NumPy strings.encode()
The numpy.strings.encode()
function encodes an array of strings element-wise using the specified encoding format.
It is useful for converting string data into encoded byte representations.
Syntax
numpy.strings.encode(a, encoding=None, errors=None)
Parameters
Parameter | Type | Description |
---|---|---|
a | array_like | An array of strings with StringDType or str_ dtype to be encoded. |
encoding | str, optional | The encoding format to use, such as 'utf-8' or 'ascii' . If not provided, the default system encoding is used. |
errors | str, optional | Specifies how to handle encoding errors. Common values are 'strict' , 'ignore' , and 'replace' . |
Return Value
Returns an ndarray where each element is the encoded byte representation of the corresponding string in the input array.
Examples
1. Encoding a Single String
In this example, we encode a single string into UTF-8 format.
import numpy as np
# Define a string
fruit = np.array("apple", dtype="str")
# Encode the string using UTF-8
encoded_fruit = np.strings.encode(fruit, encoding="utf-8")
# Print the encoded result
print("Encoded string:", encoded_fruit)
Output:
Encoded string: np.bytes_(b'apple')

2. Encoding an Array of Strings
We encode multiple strings stored in a NumPy array.
import numpy as np
# Define an array of strings
fruits = np.array(["apple", "banana", "cherry"], dtype="str")
# Encode the array into UTF-8
encoded_fruits = np.strings.encode(fruits, encoding="utf-8")
# Print the encoded result
print("Encoded array:", encoded_fruits)
Output:
Encoded array: [b'apple' b'banana' b'cherry']

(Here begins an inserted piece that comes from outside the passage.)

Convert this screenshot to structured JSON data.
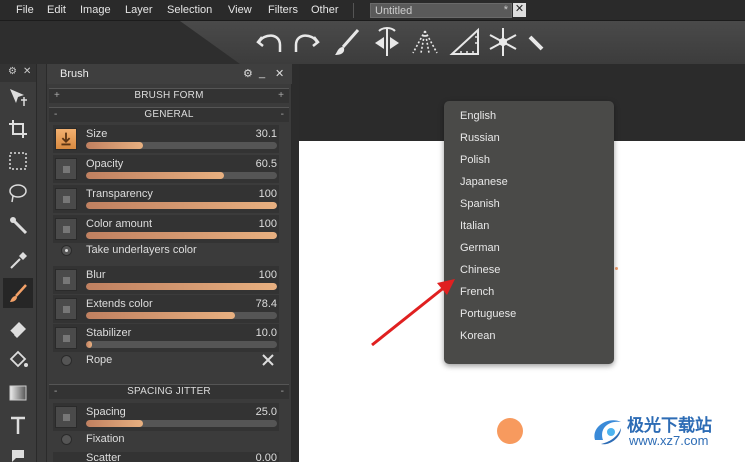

3. Encoding with ASCII and Handling Errors
In this example, we attempt to encode a string that contains special characters using ASCII encoding. Since ASCII does not support non-ASCII characters, we specify how errors should be handled.
import numpy as np
# Define an array with a special character
fruits = np.array(["apple", "banãna", "cherry"], dtype="str")
# Encode using ASCII with 'ignore' to skip unsupported characters
encoded_fruits_ignore = np.strings.encode(fruits, encoding="ascii", errors="ignore")
# Encode using ASCII with 'replace' to replace unsupported characters
encoded_fruits_replace = np.strings.encode(fruits, encoding="ascii", errors="replace")
# Print results
print("Encoded with ignore:", encoded_fruits_ignore)
print("Encoded with replace:", encoded_fruits_replace)
Output:
Encoded with ignore: [b'apple' b'banna' b'cherry']
Encoded with replace: [b'apple' b'ban?na' b'cherry']

In the 'ignore'
case, the unsupported character is removed, while in the 'replace'
case, it is replaced with a question mark.
4. Encoding with a Different Encoding Format
We use an alternative encoding format, 'utf-16'
, to encode strings.
import numpy as np
# Define an array of strings
fruits = np.array(["apple", "banana", "cherry"], dtype="str")
# Encode using UTF-16
encoded_fruits_utf16 = np.strings.encode(fruits, encoding="utf-16")
# Print results
print("Encoded with UTF-16:", encoded_fruits_utf16)
Output:
Encoded with UTF-16: [b'\xff\xfea\x00p\x00p\x00l\x00e' b'\xff\xfeb\x00a\x00n\x00a\x00n\x00a'
b'\xff\xfec\x00h\x00e\x00r\x00r\x00y']

UTF-16 encoding results in a different byte representation, including the Byte Order Mark (BOM) at the start.